En les drie: wees duidelijk dat je altijd met de hand aan de knop zit. Spreek af welke last er acceptabel of onacceptabel is. Leg bijvoorbeeld de productie meteen stil als je over de aardbevingsgrens van 3.0 op de Richterschaal gaat. En als we voorgoed ergens weggaan onze lokale infrastructuur netjes en weer in goede samenwerking met de omgeving opruimen, want het is belangrijk hoe mensen je herinneren.”

Dat zijn duidelijk uitgangspunten, maar helpen ze ook bij het opstarten van nieuwe activiteiten?

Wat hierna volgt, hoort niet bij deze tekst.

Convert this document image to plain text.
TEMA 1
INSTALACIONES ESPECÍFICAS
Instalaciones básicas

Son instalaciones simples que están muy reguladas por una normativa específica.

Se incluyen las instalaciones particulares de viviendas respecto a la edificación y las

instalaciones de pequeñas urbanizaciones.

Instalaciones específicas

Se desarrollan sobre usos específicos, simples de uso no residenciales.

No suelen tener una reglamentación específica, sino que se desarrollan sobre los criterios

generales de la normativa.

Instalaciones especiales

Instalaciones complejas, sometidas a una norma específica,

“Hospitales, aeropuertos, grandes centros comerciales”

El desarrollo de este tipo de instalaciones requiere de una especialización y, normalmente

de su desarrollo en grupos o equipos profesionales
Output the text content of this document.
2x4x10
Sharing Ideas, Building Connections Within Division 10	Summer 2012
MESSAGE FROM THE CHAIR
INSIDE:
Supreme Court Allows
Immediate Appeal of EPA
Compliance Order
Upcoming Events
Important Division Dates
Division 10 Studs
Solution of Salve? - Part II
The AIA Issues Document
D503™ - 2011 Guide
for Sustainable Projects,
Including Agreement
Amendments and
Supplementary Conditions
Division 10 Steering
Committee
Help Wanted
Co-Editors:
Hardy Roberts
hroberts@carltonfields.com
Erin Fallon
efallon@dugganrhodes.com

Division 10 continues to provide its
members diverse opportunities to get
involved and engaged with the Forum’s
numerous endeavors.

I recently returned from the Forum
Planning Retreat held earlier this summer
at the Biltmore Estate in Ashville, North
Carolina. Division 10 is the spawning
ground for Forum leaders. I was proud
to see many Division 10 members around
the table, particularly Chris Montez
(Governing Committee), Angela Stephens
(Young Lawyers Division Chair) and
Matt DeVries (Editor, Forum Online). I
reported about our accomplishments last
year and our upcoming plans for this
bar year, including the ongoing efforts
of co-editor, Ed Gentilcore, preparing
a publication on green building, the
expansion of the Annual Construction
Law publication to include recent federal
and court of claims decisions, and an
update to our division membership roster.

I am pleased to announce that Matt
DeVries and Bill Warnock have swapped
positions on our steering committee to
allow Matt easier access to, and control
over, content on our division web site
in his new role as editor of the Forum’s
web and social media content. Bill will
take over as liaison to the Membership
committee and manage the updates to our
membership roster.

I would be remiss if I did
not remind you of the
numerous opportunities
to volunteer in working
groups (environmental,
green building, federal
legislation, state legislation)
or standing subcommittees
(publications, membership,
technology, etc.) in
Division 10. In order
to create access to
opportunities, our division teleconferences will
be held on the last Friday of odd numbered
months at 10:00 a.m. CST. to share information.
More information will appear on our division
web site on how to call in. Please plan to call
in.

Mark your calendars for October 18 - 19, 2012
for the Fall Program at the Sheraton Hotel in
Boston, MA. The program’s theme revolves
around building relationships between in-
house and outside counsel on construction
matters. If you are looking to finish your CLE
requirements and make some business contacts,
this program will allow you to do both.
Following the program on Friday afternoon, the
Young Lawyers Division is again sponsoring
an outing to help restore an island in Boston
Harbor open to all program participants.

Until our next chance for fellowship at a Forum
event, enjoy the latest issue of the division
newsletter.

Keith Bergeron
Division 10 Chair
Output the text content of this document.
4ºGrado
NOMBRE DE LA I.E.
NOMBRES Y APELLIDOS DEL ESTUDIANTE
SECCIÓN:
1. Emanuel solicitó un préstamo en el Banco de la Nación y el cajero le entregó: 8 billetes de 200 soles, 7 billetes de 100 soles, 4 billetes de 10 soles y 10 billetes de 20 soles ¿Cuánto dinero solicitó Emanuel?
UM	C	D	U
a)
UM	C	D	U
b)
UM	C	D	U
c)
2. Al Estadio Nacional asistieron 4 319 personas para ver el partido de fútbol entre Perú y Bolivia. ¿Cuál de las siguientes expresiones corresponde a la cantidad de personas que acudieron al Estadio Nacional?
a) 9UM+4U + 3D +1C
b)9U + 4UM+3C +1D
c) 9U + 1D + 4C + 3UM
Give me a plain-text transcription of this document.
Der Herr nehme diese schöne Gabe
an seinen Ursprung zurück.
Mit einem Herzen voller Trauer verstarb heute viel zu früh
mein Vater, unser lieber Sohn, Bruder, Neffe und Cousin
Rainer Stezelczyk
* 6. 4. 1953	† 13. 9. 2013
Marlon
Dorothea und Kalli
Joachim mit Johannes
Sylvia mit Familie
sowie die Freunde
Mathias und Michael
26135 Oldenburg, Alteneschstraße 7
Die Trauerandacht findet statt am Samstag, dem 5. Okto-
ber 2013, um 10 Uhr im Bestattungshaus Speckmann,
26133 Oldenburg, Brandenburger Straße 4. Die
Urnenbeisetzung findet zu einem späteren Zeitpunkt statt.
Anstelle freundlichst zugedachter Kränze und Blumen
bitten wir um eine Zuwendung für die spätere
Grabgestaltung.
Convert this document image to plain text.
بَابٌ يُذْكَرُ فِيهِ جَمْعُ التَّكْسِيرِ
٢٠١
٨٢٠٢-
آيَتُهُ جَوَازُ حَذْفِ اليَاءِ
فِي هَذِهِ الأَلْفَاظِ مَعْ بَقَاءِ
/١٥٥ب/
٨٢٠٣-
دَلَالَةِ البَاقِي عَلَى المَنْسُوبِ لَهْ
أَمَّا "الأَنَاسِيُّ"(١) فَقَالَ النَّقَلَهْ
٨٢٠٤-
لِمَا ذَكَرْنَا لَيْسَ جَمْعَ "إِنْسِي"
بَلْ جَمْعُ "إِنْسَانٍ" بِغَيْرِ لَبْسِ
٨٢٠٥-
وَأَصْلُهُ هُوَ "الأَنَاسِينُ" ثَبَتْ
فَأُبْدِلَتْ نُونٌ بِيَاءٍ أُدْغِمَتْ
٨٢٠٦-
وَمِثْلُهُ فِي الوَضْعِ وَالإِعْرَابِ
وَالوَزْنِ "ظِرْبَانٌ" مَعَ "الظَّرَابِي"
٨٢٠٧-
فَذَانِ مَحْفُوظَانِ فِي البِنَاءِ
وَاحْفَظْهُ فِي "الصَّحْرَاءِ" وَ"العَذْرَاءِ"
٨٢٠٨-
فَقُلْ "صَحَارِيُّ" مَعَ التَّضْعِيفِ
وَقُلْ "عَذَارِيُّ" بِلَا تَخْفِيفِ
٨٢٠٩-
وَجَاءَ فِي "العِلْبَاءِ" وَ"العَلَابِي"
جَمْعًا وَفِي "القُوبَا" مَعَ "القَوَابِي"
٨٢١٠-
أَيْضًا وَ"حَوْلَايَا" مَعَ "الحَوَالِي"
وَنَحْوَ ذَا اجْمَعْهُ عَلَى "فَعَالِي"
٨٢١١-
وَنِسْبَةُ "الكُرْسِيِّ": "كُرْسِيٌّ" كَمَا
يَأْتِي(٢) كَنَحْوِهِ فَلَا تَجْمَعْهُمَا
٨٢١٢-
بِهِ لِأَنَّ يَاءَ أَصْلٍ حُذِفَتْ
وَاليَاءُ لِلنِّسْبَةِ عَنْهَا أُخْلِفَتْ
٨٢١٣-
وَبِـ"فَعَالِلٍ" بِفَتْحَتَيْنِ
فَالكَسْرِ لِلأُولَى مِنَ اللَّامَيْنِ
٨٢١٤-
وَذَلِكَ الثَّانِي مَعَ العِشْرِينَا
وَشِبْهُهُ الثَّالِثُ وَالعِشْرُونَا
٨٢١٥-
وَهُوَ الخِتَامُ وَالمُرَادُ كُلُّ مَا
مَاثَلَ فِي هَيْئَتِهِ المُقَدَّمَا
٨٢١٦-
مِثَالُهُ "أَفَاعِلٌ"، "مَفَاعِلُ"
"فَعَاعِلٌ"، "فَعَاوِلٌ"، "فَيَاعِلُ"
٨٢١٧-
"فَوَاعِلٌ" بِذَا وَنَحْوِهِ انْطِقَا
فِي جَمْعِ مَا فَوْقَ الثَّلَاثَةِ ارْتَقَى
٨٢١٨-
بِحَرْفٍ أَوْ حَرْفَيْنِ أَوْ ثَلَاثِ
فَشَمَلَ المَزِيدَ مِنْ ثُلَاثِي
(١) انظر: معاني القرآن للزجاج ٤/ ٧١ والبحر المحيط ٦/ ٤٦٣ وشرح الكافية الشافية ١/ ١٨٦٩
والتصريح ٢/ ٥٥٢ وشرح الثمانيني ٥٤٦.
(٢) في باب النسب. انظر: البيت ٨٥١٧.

“Duidelijke uitgangspunten zijn altijd goed en ze hebben zeker geholpen bij nieuwe projecten. Maar in de loop van de jaren is de klimaatdiscussie dwars door de discussie over olie- en gaswinning gaan lopen. De Russische inval in Oekraïne heeft wel nieuwe realisme in de discussie gebracht maar er zijn toch altijd nog heel veel mensen die vinden dat de winning van olie of gas zo snel mogelijk moet stoppen, ook al doe je het veilig en verantwoord – laat staan dat je iets nieuws start. Feit en fictie zijn in die discussie, met name over hoe snel we van het gas afkunnen, door elkaar heen gaan lopen. Dat maakt zaken wel lastig.”

Met welk gevoel verlaat u NAM?

“Dankbaar en vol vertrouwen. Ik kom uit een deel van Friesland waar aardgas wordt gewonnen en ik had eerder bij het bedrijf gewerkt. Niet voor niets heb ik mij altijd heel verbonden gevoeld met dit bedrijf.

Daarom wilde ik juist in een moeilijke tijd hier aan de slag. Bij mijn vertrek zijn alle problemen echt niet voorbij maar NAM kan wel verder. De arrogantie die NAM in het verleden wel eens werd verweten is grotendeels verdwenen. Er ligt een fundament waarop andere kunnen voorbouwen.”

Drie keer scheepsrecht: de drie rollen van Johan Atema

1997-2001

“Na zes jaren bij ingenieursbureau Haskoning gewerkt te hebben, en toen ook al opdrachten voor Shell en NAM gedaan te hebben, besloot ik in te gaan op een baan bij Shell. Het leek me een prima kans op ook langere tijd in het buitenland te wonen. Per slot van rekening had ik in die jaren ook al projecten gedaan voor Shell in Venezuela.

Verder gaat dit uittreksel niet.